Regan Judd has been named the Young Horticulturist of the Year. 

Speaking after winning the coveted Young Horticulturist (Kaiahuone rangatahi o te tau) title at the finals in Karaka last night, Regan said he was “blown away” about winning, given he was up against “such a strong group of people”.

Regan represents the Young Grower of the Year, Horticulture NZ Fruit & Vegetable Sectors and works as an orchard sector manager with T&G Global in the Hawkes Bay. 

The 26-year-old was up against six other finalists representing different sectors within the horticulture industry. 

Regan has been with T&G Global - a grower, distributor, marketer, and exporter of fresh produce - for five-and-a-half years, ever since moving to Napier following his Massey University studies.  He left university armed with a Bachelor of Agriscience majoring in horticulture.

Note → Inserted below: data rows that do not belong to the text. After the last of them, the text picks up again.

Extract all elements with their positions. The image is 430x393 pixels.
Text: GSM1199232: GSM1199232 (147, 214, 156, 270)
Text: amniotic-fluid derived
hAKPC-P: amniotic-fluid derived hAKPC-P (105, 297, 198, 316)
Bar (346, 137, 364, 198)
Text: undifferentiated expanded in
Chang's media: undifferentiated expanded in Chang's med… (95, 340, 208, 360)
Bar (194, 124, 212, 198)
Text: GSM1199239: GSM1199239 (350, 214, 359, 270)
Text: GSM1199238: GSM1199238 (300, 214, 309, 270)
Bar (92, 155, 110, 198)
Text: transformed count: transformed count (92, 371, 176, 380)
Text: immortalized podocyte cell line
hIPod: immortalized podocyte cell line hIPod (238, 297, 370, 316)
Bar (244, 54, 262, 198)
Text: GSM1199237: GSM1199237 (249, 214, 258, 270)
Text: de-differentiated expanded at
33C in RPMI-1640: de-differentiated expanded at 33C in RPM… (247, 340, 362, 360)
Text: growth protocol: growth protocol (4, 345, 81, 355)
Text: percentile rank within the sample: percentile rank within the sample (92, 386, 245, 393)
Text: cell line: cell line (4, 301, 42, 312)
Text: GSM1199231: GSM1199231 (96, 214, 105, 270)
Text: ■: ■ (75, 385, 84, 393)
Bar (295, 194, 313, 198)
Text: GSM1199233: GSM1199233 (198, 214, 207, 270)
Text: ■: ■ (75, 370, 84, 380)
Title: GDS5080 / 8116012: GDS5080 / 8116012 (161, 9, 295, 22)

The competition’s second place getter is also from the Hawkes Bay. Sam Bain is a vineyard manager employed by Villa Maria Estates. In third place is Cantabrian Courtney Chamberlain, who is assistant manager of Hadstock Farm and represents the Young Florist/Flower Grower sector. 

The seven competing Young Horticulturist Competition sectors are: Young Amenity Horticulturist (New Zealand Recreation Association); Young Achiever (New Zealand Plant Producers incorporated); Young Florist/Flower Grower (FLONZI Florists and Flower Growers NZ Incorporated); Young Landscaper of the Year (Registered Master Landscapers New Zealand); Young Viticulturist of the Year (NZ Winegrowers); and Young Grower of the Year (Horticulture New Zealand Fruit & Vegetable Sectors). The seven competitors were selected as finalists after competition placings within their own industries.

The competition, which is now in its 17th year is renowned for its rigor. Finalists are judged across several challenges including practical skills, industry expertise, leadership ability, business knowledge and communication. 

Young Horticulturist chairperson Hamish Gates says the Young Horticulturist of the Year event offers an opportunity like no other for emerging leaders to challenge themselves and refine their skills.

“The confidence finalists gain within our event sets them up to take on bigger challenges in their daily lives. We strive for one thing – to seed the future now,” he says.

During the finals competitors were involved in leadership interviews, were asked to present their views on sustainability, tackled an innovation project, prepared and presented a speech, and were challenged on various practical skills. 

Regan’s first prize includes a $7,500 Travel, Accommodation and Professional Development Package.

Growing fruit that reaches all corners of the globe thrills Regan. Thanks to his prize money he’ll get to go and check that fruit out – on one continent anyway. He plans to travel to Europe once he’s got through the NZ harvest.

“I know how we do apples in New Zealand, but I’m keen to observe the European techniques,” he says.

The first prize also includes $1,250 ICL Fertilisers vouchers, a one-year membership of The New Zealand Institute of Agricultural & Horticultural Science (NZIAHS) and a selection of Aorangi Merchant products.

Regan encourages other young people to strive to compete in the Young Horticulturist Competition.

“It’s a great opportunity to learn new things, meet new people and get networking,” he says.

Hamish says the Young Horticulturalist competition is important for horticulture in New Zealand and couldn’t occur without the support of official partners – T&G Fresh, Countdown, and Fruitfed Supplies - and supporters, plus friends of the competition. 

The competition also includes Countdown Innovation Project Prizes and these were awarded to Courtney Chamberlain (1st), Jodie McDonnell (2nd) and Amy Clark (3rd). 

The other finalists in this year’s competition were Solomon Caldwell and Guillaume Chabbert.

The competition’s winner last year was South Island viticulturist Rhys Hall.